Esta guerra é continuação e efeito doutra que começou em 2014 e deixámos andar como que em lume brando. Habituámo-nos à ocupação da Crimeia. Fizemos mal. Habituámo-nos à guerra separatista no Donbass. Fizemos mal. Habituámo-nos ao derrube por um míssil russo de um voo comercial na Malaysian Airlines, carregado de passageiros, quase 300. Fizemos mal.

Esta guerra começou assombrada por ameaças. Os discursos de Vladimir Putin, em 21 e 24 de Fevereiro, afrontam os fundamentos das Nações Unidas enunciados logo no preâmbulo da Carta: “preservar as gerações vindouras do flagelo da guerra”; “respeito das obrigações decorrentes de tratados e de outras fontes do direito internacional”; “praticar a tolerância e viver em paz, uns com os outros, como bons vizinhos”; “unir as nossas forças para manter a paz e a segurança internacionais”; “garantir que a força armada não será usada, a não ser no interesse comum”. Uma afronta feita por um Estado membro-permanente do Conselho de Segurança, que, nessas datas, lhe presidia. Que vergonha!…

Putin assinou o tom ameaçador logo no arranque: “Quem tente dificultar-nos deve saber que a resposta da Rússia será imediata e o levará a consequências que nunca enfrentou na sua história.” O tom não baixou. Ameaçou Suécia e Finlândia. E ameaçou há dias os Estados Unidos da América com “consequências imprevisíveis”. Esta guerra só não se agravará, se formos capazes de a parar. Há semanas escrevi: “Se não estivermos em paz na Páscoa, poderemos estar em guerra antes do Natal.” A Páscoa já passou.

O terreno onde há muito a fazer é o da política, da diplomacia e da cidadania. Surpreende o pouco que, aqui, se tem feito. As sociedades civis (salvo no acolhimento dos refugiados) parece que adormeceram. A disponibilidade da Turquia não tem sido secundada e apoiada. A China continua como se isenta de responsabilidades. O multilateralismo entrou de férias, quando é mais necessário. Não há grandes gestos de diplomacia e política internacional, salvo a ousadia da União Europeia.
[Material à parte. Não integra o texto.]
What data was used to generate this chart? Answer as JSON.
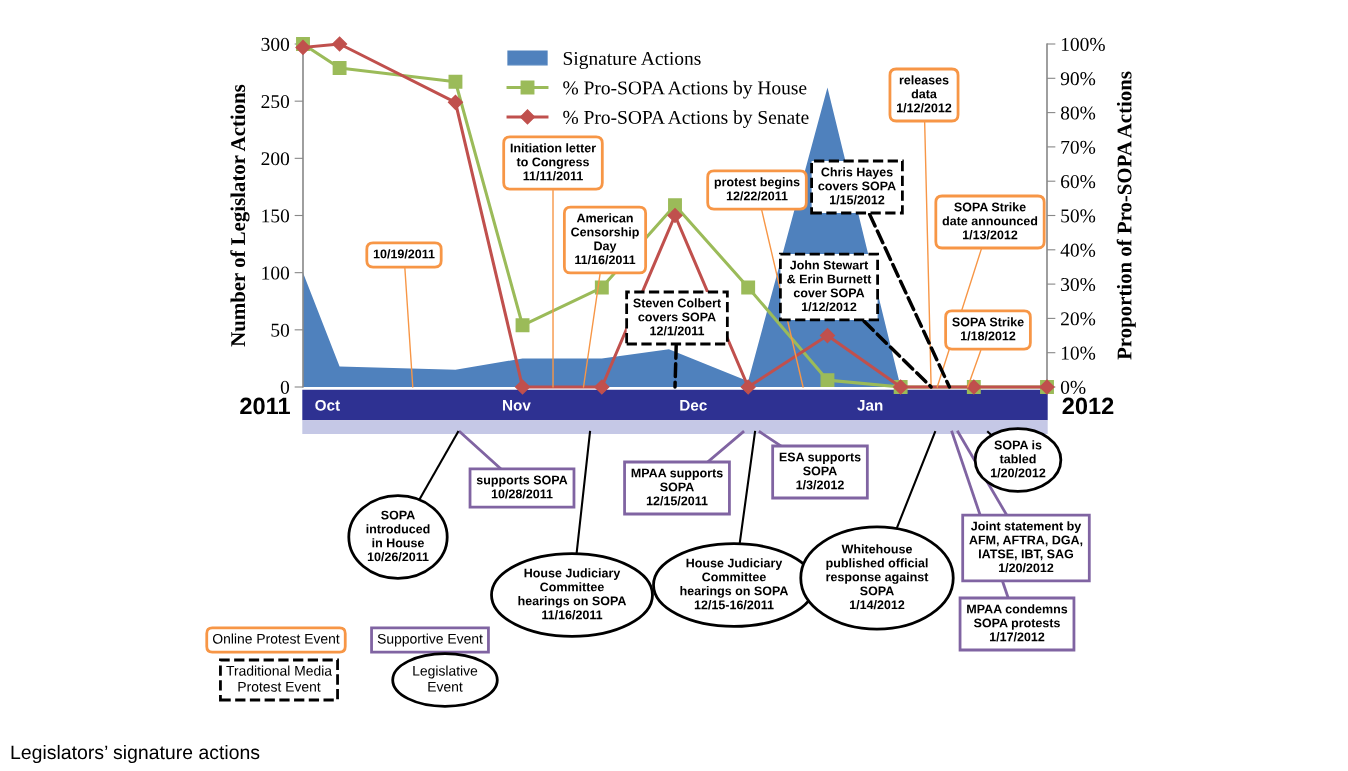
{
  "chart_data": {
    "type": "area",
    "ylabel": "Number of Legislator Actions",
    "y2label": "Proportion of Pro-SOPA Actions",
    "xlim": [
      "2011-10-01",
      "2012-01-31"
    ],
    "xticks": [
      {
        "value": "2011-10-05",
        "label": "Oct"
      },
      {
        "value": "2011-11-05",
        "label": "Nov"
      },
      {
        "value": "2011-12-04",
        "label": "Dec"
      },
      {
        "value": "2012-01-02",
        "label": "Jan"
      }
    ],
    "ylim": [
      0,
      300
    ],
    "yticks": [
      0,
      50,
      100,
      150,
      200,
      250,
      300
    ],
    "y2lim": [
      0,
      100
    ],
    "y2ticks": [
      {
        "value": 0,
        "label": "0%"
      },
      {
        "value": 10,
        "label": "10%"
      },
      {
        "value": 20,
        "label": "20%"
      },
      {
        "value": 30,
        "label": "30%"
      },
      {
        "value": 40,
        "label": "40%"
      },
      {
        "value": 50,
        "label": "50%"
      },
      {
        "value": 60,
        "label": "60%"
      },
      {
        "value": 70,
        "label": "70%"
      },
      {
        "value": 80,
        "label": "80%"
      },
      {
        "value": 90,
        "label": "90%"
      },
      {
        "value": 100,
        "label": "100%"
      }
    ],
    "legend": "top",
    "series": [
      {
        "name": "Signature Actions",
        "color": "#4f81bd",
        "x": [
          "2011-10-01",
          "2011-10-07",
          "2011-10-26",
          "2011-11-06",
          "2011-11-19",
          "2011-11-30",
          "2011-12-13",
          "2011-12-26",
          "2012-01-07",
          "2012-01-31"
        ],
        "values": [
          100,
          18,
          15,
          25,
          25,
          33,
          5,
          262,
          0,
          0
        ]
      },
      {
        "name": "% Pro-SOPA Actions by House",
        "type": "line",
        "axis": "y2",
        "marker": "square",
        "color": "#9bbb59",
        "x": [
          "2011-10-01",
          "2011-10-07",
          "2011-10-26",
          "2011-11-06",
          "2011-11-19",
          "2011-12-01",
          "2011-12-13",
          "2011-12-26",
          "2012-01-07",
          "2012-01-19",
          "2012-01-31"
        ],
        "values": [
          100,
          93,
          89,
          18,
          29,
          53,
          29,
          2,
          0,
          0,
          0
        ]
      },
      {
        "name": "% Pro-SOPA Actions by Senate",
        "type": "line",
        "axis": "y2",
        "marker": "diamond",
        "color": "#c0504d",
        "x": [
          "2011-10-01",
          "2011-10-07",
          "2011-10-26",
          "2011-11-06",
          "2011-11-19",
          "2011-12-01",
          "2011-12-13",
          "2011-12-26",
          "2012-01-07",
          "2012-01-19",
          "2012-01-31"
        ],
        "values": [
          99,
          100,
          83,
          0,
          0,
          50,
          0,
          15,
          0,
          0,
          0
        ]
      }
    ],
    "annotations": [
      "2011",
      "2012",
      {
        "text": "10/19/2011",
        "x": "2011-10-19",
        "y": 0
      },
      {
        "text": "Initiation letter\nto Congress\n11/11/2011",
        "x": "2011-11-11",
        "y": 0
      },
      {
        "text": "American\nCensorship\nDay\n11/16/2011",
        "x": "2011-11-16",
        "y": 0
      },
      {
        "text": "protest begins\n12/22/2011",
        "x": "2011-12-22",
        "y": 0
      },
      {
        "text": "releases\ndata\n1/12/2012",
        "x": "2012-01-12",
        "y": 0
      },
      {
        "text": "SOPA Strike\ndate announced\n1/13/2012",
        "x": "2012-01-13",
        "y": 0
      },
      {
        "text": "SOPA Strike\n1/18/2012",
        "x": "2012-01-18",
        "y": 0
      },
      {
        "text": "Steven Colbert\ncovers SOPA\n12/1/2011",
        "x": "2011-12-01",
        "y": 0
      },
      {
        "text": "John Stewart\n& Erin Burnett\ncover SOPA\n1/12/2012",
        "x": "2012-01-12",
        "y": 0
      },
      {
        "text": "Chris Hayes\ncovers SOPA\n1/15/2012",
        "x": "2012-01-15",
        "y": 0
      },
      "supports SOPA\n10/28/2011",
      "MPAA supports\nSOPA\n12/15/2011",
      "ESA supports\nSOPA\n1/3/2012",
      "Joint statement by\nAFM, AFTRA, DGA,\nIATSE, IBT, SAG\n1/20/2012",
      "MPAA condemns\nSOPA protests\n1/17/2012",
      "SOPA\nintroduced\nin House\n10/26/2011",
      "House Judiciary\nCommittee\nhearings on SOPA\n11/16/2011",
      "House Judiciary\nCommittee\nhearings on SOPA\n12/15-16/2011",
      "Whitehouse\npublished official\nresponse against\nSOPA\n1/14/2012",
      "SOPA is\ntabled\n1/20/2012",
      "Online Protest Event",
      "Supportive Event",
      "Traditional Media\nProtest Event",
      "Legislative\nEvent",
      "Legislators’ signature actions"
    ]
  }
}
As Nações Unidas entraram em hibernação após a sessão da Assembleia Geral de 2 de Março, que tanto pareceu prometer.

O espírito para parar a guerra e afirmar a paz é uma política a dois tons: falcão na mão direita, pomba na mão esquerda. Firmeza para enfrentar quem faz a guerra, disponibilidade para estabelecer a paz se o agressor parar.

Precisamos que, nos países livres, os cidadãos voltem às ruas clamando pelo fim da guerra. Vigílias, orações, desfiles, espectáculos, manifestações de massa, junto com as comunidades ucranianas e em solidariedade com os russos perseguidos por serem a favor da paz – todas as semanas, até a paz chegar.

Precisamos de diplomatas e políticos, desmultiplicando-se em contactos e iniciativas a travar a guerra e pressionar a paz: acção diplomática mundial concertada, Estado a Estado, apelando ou exigindo à Rússia o cessar-fogo e a retirada das tropas; acção diplomática mundial concertada Estado a Estado, junto da China para que faça o mesmo; declaração pública reiterada de as sanções serem levantadas logo que os exércitos de Putin voltem para casa; afirmação reiterada ao povo russo de que a Europa, o Ocidente e o Mundo aspiram a um quadro de paz e amizade com a Rússia e os russos; Conselho de Segurança a reunir em Kyiv; Secretário-geral da ONU, apoiado por um trio de países mediadores, a conduzir diligências em Kyiv e Moscovo.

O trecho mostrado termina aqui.